Here, a tsibble object (ts_data) is created using the as_tsibble function. It converts the data frame adult_dataa into a tsibble, which is a tidy time series data structure.

ts_data <- as_tsibble(adult_dataa, key = NULL, index = Date_of_joining) |>
  fill_gaps() 

Plot the data over time

This code creates a time series plot using ggplot2. It visualizes the “Response_Variable” over time, with the x-axis representing the “Date_of_joining.” This plot provides a visual representation of how the response variable changes over the entire time period.

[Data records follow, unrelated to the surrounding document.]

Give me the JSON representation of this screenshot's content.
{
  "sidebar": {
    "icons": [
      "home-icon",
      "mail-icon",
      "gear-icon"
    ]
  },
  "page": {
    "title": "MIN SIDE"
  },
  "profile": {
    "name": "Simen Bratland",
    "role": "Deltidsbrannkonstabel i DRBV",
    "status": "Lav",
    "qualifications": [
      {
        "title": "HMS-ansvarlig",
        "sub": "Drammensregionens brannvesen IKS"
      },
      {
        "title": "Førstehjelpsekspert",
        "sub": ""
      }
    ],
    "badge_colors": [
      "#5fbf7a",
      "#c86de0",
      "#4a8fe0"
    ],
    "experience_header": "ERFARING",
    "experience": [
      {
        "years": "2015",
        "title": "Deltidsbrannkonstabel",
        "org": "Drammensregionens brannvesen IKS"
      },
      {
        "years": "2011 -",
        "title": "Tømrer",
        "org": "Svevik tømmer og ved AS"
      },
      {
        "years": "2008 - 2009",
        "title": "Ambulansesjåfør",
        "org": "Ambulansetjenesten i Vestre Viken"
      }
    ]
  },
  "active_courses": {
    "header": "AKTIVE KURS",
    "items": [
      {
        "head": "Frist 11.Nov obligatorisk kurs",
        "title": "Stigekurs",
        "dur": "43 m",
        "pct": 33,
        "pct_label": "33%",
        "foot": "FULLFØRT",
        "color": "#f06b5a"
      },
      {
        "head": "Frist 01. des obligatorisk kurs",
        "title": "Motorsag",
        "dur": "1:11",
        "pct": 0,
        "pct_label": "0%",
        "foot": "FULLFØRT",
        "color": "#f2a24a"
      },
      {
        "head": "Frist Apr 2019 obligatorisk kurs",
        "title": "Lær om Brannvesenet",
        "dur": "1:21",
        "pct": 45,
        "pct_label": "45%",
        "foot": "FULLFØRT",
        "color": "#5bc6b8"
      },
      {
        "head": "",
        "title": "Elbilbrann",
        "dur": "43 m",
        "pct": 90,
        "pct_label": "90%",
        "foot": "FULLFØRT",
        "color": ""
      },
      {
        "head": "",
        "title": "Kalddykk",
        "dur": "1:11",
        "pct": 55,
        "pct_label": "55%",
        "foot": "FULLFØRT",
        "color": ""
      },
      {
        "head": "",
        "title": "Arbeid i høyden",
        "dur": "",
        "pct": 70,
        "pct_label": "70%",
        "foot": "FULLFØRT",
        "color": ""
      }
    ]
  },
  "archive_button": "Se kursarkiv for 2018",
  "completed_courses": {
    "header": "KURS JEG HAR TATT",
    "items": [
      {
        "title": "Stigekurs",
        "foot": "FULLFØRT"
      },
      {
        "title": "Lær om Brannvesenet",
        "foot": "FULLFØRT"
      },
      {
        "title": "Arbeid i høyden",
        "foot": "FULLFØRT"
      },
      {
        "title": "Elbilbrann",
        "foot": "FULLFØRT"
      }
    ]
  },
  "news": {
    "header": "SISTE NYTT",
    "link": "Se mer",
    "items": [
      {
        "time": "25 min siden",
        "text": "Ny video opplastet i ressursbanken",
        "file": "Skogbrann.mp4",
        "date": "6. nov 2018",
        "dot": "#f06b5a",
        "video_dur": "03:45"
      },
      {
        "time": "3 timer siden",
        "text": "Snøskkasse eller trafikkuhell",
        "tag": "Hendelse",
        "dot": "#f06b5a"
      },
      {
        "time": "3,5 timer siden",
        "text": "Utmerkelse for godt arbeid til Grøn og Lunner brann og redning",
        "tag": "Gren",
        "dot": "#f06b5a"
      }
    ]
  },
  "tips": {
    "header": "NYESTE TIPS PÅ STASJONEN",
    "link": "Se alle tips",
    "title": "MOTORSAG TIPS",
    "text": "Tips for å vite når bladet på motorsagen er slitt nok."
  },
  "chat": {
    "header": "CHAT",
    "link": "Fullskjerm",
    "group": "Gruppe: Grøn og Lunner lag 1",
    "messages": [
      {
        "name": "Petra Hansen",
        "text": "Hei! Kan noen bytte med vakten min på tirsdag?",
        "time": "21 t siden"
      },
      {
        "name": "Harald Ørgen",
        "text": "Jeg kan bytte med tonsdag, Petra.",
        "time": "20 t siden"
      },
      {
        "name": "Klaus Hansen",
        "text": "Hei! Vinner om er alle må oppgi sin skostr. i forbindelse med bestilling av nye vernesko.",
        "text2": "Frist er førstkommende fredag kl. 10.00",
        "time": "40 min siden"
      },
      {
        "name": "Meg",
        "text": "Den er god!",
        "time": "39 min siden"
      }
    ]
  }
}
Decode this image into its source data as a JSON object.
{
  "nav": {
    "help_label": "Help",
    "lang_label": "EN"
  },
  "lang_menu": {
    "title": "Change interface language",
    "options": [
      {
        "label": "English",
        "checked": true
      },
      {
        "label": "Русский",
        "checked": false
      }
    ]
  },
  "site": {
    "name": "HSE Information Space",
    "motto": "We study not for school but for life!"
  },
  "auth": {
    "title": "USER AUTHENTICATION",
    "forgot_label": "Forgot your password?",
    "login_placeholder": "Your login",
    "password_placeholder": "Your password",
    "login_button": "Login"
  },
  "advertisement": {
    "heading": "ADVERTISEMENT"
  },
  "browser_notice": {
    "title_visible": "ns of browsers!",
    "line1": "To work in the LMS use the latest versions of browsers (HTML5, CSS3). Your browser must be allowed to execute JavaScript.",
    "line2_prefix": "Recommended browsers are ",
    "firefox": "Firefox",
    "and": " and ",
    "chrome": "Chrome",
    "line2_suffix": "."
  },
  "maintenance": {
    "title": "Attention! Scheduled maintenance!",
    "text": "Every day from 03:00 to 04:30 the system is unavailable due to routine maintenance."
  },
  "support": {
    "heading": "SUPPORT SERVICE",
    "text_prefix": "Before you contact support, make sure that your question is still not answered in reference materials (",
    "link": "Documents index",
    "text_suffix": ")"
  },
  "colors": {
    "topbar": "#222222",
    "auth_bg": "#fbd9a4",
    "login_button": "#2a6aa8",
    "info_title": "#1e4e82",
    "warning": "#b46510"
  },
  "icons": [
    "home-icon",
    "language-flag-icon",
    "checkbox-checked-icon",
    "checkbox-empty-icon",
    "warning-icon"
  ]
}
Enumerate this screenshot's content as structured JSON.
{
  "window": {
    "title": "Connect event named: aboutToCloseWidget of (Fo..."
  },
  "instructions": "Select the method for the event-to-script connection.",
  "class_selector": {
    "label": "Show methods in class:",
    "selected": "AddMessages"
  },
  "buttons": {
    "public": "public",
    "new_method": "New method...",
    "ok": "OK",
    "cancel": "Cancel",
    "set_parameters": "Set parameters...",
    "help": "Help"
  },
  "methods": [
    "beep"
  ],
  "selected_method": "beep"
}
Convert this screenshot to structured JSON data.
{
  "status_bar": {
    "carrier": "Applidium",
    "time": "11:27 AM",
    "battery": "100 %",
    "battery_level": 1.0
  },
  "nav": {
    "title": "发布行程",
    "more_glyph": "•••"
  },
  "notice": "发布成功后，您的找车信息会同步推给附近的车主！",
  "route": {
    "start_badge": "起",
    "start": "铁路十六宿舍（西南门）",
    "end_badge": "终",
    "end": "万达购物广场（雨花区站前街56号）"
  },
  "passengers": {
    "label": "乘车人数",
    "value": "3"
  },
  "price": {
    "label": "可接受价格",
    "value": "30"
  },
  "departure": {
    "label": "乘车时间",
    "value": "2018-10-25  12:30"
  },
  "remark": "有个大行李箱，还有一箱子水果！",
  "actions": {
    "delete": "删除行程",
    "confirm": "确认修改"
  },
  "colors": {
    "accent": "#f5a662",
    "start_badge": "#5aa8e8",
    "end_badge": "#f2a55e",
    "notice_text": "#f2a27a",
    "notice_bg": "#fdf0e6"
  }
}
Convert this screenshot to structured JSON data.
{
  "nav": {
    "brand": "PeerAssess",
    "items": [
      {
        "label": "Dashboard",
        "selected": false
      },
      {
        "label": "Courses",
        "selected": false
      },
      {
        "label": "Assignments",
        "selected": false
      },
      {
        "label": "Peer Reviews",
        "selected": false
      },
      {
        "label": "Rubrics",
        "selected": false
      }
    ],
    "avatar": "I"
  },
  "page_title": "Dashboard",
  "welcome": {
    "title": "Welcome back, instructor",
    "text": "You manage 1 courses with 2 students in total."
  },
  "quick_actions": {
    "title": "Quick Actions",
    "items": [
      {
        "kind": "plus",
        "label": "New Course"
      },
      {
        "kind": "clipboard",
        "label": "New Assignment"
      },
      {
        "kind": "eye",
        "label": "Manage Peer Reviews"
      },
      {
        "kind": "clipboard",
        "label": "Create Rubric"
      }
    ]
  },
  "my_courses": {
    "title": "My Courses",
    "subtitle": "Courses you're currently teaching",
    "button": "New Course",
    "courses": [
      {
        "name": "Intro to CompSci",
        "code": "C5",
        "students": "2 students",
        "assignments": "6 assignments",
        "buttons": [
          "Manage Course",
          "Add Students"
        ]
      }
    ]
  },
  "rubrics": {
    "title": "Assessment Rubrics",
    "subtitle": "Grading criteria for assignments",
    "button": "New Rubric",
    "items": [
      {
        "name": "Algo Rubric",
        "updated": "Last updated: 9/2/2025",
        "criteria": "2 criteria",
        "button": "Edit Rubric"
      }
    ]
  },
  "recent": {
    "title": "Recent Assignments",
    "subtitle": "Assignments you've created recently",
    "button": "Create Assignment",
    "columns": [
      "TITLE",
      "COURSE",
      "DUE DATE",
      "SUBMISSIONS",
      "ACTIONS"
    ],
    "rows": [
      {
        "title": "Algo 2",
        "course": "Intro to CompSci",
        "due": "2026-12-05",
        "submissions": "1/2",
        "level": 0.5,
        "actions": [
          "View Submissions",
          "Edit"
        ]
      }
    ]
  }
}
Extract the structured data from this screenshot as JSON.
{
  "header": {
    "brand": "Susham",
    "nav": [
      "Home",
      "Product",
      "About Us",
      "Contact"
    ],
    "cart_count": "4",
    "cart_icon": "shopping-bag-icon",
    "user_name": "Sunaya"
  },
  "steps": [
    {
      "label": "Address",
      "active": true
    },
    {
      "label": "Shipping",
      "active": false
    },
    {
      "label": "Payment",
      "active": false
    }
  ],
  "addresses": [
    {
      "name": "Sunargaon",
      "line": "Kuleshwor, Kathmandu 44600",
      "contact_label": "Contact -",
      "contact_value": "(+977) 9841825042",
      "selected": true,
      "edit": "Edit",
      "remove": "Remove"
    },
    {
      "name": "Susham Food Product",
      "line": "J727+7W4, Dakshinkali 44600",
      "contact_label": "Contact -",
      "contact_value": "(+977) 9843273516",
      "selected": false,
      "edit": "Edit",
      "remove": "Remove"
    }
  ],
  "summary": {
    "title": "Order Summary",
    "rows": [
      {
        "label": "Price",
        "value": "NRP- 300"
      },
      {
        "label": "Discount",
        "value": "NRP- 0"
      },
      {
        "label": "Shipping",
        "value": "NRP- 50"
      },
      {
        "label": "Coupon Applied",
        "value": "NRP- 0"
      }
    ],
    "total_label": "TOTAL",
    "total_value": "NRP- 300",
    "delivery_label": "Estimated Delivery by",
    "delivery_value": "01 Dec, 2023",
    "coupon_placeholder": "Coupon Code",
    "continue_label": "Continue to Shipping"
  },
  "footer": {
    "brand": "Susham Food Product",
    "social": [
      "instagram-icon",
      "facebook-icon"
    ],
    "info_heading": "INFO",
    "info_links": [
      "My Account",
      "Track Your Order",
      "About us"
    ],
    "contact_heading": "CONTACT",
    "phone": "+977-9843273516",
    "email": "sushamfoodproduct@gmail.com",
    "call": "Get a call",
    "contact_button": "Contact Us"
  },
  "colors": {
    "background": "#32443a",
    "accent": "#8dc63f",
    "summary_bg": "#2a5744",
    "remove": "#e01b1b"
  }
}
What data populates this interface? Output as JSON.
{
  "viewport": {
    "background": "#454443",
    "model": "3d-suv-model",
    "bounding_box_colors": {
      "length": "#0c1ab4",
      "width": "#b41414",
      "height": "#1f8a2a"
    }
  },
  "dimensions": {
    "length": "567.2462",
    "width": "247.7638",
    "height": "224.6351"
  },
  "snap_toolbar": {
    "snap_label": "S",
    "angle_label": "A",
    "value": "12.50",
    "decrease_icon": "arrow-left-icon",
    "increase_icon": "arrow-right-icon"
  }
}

# an "xts" object separate from the original
adult_xts <- xts(x = ts_data$hoursperweek, 
                  order.by = ts_data$Date_of_joining)

adult_xts <- setNames(adult_xts, "hoursperweek")
adult_xts %>%
  rollapply(width = 20, \(x) mean(x, na.rm = TRUE), fill = FALSE) %>%
  ggplot(mapping = aes(x = Index, y = hoursperweek)) +
  geom_line() +
  geom_smooth(method = 'lm', color = 'red', se = FALSE) +
  labs(title = "Hours Per week over time trends") +
  theme_hc()
## `geom_smooth()` using formula = 'y ~ x'

ts_data |>
  filter_index("1991" ~ "1992") |>
  drop_na() |>
  ggplot(mapping = aes(x = Date_of_joining , y = hoursperweek)) +
  geom_point(size=1, shape='O') +
  geom_smooth(span=0.2, color = 'orange', se=FALSE) +
  labs(title = "Hours per week Trends between 1991 and 1992") +
  theme_hc()
## `geom_smooth()` using method = 'loess' and formula = 'y ~ x'

ts_data |>
  filter_index("2020-01" ~ "2021-06") |>
  ggplot(mapping = aes(x = Date_of_joining, y = hoursperweek)) +
  geom_line() +
  geom_smooth(method = 'lm', color = 'orange', se=FALSE) +
  labs(title = "Hours per week trends") +
  theme_hc()
## `geom_smooth()` using formula = 'y ~ x'
## Warning: Removed 18 rows containing non-finite values (`stat_smooth()`).